O executivo da indústria automotiva conversa com o político sobre um programa de renovação da frota de veículos no Brasil. O papo flui bem até que um assunto importante para o projeto é abordado: vistoria regular.
Após um muxoxo, o representante do povo diz que não quer abordar esse tema.
O diálogo real mostra uma das faces do problema. Além de todos os entraves burocráticos, tirar carros e caminhões velhos, inseguros e poluidores das ruas depende também de políticos maduros e com visão que vá além do próximo pleito.
A Anfavea (associação das montadoras) volta a abordar o assunto no momento em que pede a postergação de regras ambientais mais rígidas.

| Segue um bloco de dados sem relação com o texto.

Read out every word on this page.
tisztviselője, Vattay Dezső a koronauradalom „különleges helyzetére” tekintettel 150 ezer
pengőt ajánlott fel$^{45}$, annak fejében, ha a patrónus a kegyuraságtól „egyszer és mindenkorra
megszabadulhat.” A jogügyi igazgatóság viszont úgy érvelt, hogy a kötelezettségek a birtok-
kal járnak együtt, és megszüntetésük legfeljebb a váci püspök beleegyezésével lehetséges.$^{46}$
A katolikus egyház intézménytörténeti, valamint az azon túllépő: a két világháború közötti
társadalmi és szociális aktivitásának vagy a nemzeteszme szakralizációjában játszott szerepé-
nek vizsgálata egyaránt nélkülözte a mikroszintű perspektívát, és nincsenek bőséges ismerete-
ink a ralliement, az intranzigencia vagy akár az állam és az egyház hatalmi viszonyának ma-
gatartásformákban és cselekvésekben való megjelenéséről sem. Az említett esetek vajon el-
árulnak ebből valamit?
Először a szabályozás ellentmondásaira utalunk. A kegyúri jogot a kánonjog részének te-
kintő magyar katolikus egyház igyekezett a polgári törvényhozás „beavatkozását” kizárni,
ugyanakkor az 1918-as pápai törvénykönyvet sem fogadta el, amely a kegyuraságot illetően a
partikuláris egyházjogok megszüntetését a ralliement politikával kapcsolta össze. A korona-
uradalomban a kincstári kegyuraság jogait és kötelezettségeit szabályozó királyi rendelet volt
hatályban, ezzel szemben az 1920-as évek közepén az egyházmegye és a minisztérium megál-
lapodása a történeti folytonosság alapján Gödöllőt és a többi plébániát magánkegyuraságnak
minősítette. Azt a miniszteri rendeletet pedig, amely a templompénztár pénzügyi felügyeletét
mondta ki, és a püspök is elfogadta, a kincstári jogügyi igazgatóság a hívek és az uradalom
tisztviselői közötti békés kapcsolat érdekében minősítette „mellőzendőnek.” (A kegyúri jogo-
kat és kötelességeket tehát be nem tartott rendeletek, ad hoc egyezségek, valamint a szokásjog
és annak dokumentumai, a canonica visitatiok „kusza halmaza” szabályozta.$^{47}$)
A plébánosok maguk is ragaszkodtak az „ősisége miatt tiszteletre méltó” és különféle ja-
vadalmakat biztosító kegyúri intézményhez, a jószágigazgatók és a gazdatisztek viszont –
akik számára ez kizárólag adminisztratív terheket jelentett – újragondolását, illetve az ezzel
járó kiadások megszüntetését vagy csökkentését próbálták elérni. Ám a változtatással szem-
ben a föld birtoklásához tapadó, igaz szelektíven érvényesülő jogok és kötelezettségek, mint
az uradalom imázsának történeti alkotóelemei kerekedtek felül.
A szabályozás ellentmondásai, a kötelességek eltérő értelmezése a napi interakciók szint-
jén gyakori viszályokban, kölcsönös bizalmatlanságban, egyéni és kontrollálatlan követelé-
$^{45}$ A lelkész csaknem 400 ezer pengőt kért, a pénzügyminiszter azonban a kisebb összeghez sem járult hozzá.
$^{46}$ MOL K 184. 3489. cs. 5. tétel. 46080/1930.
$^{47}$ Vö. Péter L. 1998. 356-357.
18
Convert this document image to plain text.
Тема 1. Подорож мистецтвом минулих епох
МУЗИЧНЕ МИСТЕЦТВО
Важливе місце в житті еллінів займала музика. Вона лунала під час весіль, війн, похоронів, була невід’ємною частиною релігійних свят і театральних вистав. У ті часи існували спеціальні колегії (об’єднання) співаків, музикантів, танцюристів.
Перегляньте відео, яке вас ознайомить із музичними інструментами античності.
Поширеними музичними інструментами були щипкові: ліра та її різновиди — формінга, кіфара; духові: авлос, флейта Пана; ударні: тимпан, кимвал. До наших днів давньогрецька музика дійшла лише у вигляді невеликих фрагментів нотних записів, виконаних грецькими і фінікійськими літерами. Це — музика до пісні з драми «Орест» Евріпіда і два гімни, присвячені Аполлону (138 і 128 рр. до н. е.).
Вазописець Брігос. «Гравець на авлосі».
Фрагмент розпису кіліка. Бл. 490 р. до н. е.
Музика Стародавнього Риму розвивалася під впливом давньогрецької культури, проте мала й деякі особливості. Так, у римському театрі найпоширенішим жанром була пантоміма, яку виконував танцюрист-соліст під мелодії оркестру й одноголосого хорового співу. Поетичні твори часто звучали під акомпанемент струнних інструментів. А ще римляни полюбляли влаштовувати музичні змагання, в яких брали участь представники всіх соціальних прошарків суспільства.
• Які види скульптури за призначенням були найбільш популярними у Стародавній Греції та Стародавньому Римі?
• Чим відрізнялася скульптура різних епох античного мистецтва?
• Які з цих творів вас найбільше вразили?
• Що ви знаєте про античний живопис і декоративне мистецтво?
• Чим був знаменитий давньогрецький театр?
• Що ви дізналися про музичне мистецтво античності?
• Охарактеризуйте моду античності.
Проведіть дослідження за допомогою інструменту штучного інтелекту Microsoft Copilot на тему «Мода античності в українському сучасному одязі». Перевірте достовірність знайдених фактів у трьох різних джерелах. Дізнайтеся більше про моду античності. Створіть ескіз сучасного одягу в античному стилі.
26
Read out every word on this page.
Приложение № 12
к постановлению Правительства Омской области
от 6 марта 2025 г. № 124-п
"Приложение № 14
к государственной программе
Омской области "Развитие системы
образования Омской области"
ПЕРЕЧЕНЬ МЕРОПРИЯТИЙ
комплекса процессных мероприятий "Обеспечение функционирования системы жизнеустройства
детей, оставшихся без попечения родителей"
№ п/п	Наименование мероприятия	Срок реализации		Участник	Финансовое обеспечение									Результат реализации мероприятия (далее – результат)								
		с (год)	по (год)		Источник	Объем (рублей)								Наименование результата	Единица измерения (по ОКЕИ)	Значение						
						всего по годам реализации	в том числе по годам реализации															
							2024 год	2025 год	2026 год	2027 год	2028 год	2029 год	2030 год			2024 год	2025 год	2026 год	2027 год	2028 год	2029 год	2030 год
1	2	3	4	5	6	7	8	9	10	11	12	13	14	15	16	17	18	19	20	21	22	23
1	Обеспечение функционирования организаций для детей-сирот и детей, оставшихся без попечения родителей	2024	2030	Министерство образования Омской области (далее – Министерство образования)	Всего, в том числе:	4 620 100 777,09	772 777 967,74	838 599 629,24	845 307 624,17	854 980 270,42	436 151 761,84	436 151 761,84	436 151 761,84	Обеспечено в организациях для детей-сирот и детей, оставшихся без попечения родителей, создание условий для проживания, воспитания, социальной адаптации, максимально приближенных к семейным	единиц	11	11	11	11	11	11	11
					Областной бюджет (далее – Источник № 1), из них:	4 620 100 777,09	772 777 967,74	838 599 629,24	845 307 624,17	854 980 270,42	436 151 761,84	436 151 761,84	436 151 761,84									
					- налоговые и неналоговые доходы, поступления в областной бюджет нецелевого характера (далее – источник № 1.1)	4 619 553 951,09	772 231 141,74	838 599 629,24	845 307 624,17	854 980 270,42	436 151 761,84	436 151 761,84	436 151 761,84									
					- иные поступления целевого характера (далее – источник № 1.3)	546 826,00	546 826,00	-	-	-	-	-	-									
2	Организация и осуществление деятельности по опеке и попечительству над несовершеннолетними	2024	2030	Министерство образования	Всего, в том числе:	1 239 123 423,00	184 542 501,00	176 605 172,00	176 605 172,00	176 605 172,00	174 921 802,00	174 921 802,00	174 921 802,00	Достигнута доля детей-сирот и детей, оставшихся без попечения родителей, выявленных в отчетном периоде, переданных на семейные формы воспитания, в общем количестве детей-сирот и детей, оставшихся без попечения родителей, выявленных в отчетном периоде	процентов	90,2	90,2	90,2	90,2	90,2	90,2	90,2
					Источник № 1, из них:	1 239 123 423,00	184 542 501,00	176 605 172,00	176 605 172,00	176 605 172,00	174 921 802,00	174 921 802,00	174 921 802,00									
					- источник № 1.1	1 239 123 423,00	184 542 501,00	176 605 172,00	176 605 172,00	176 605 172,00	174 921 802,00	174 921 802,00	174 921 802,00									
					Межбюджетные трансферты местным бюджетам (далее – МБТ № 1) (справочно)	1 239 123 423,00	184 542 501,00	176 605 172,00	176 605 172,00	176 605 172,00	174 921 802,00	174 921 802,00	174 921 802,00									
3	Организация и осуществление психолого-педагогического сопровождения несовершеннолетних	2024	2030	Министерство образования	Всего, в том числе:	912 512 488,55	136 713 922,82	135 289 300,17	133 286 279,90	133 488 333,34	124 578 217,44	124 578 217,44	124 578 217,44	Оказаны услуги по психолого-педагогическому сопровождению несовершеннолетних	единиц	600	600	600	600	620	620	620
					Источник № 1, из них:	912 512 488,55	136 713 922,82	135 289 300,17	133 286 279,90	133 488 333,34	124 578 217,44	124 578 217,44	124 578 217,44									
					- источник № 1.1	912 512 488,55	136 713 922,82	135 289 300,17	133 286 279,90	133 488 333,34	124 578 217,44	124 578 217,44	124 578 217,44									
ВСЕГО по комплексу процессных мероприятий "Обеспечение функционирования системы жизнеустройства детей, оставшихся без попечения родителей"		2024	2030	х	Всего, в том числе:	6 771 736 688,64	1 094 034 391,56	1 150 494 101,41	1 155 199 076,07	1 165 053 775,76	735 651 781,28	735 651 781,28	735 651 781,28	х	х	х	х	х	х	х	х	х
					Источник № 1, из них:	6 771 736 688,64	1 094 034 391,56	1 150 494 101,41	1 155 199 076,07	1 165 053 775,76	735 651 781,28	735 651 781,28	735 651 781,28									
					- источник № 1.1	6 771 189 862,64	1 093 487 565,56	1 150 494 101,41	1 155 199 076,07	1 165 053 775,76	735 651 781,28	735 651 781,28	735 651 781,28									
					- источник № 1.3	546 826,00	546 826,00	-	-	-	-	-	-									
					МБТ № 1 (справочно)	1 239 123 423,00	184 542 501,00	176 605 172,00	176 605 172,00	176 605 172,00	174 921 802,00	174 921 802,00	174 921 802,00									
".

A próxima etapa do Proconve (Programa de Controle da Poluição do Ar por Veículos Automotores), prevista para 2022, só deve entrar em vigor daqui a cinco anos, em 2025.
É uma ideia ruim na essência, pois afeta a qualidade de vida nas grandes cidades e abala a já corroída imagem das montadoras. Entretanto, é preciso entender os motivos da proposta em meio à perda de receita causada pela pandemia.
As empresas não podem simplesmente importar uma solução pronta e aplicar em seus veículos para reduzir as emissões. É preciso gastar muitas horas de engenharia e rodar centenas de milhares de quilômetros no processo, além de desenvolver os minilaboratórios que vão a bordo dos carros em teste.
Todo o processo entra na conta de nacionalização e evolução tecnológica dos produtos, que reduz custos e permite acessar benefícios fiscais. O investimento é alto, mas ainda é melhor do que importar.
Se houvesse um plano de renovação de frota bom o suficiente para estimular a troca de um veículo em mau estado por um mais novo, mesmo que usado, não haveria necessidade de lutar pelo atraso, com ou sem pandemia. A roda iria continuar a girar.
Não se trata de atingir veículos antigos colecionáveis, perfeitamente conservados e pouco usados. A questão envolve carros mal cuidados que circulam diariamente, tendo ao volante donos dispostos a aposentá-los caso surja um estímulo.
O efeito das legislações ambientais seria ainda mais efetivo, com a maior presença de modelos atualizados nas ruas, capazes de consumir combustível renovável.
Vale lembrar que os carros vendidos entre os anos 1990 e a primeira década do século 21 eram movidos por gasolina ou diesel. Ainda não havia a massificação do carro flex, e veículos a etanol eram coisa raríssima.
Não existe solução simples. Um programa de bom nível envolve todos os entes governamentais, Detrans, empresas responsáveis pela reciclagem dos veículos velhos, bancos dispostos a conceder crédito. É um campo próspero para gente de má-fé, daí a necessidade dos mecanismos de controle.
O processo vai precisar de menos burocracia e de perdão de dívidas. Há muitos carros em circulação cujo valor não cobre nem metade do IPVA que ficou para trás.
E também serão necessários legisladores sem medo de falar em temas antipáticos em um primeiro momento, mas que trarão benefícios ambientais e sociais em médio prazo, incluindo a geração de empregos.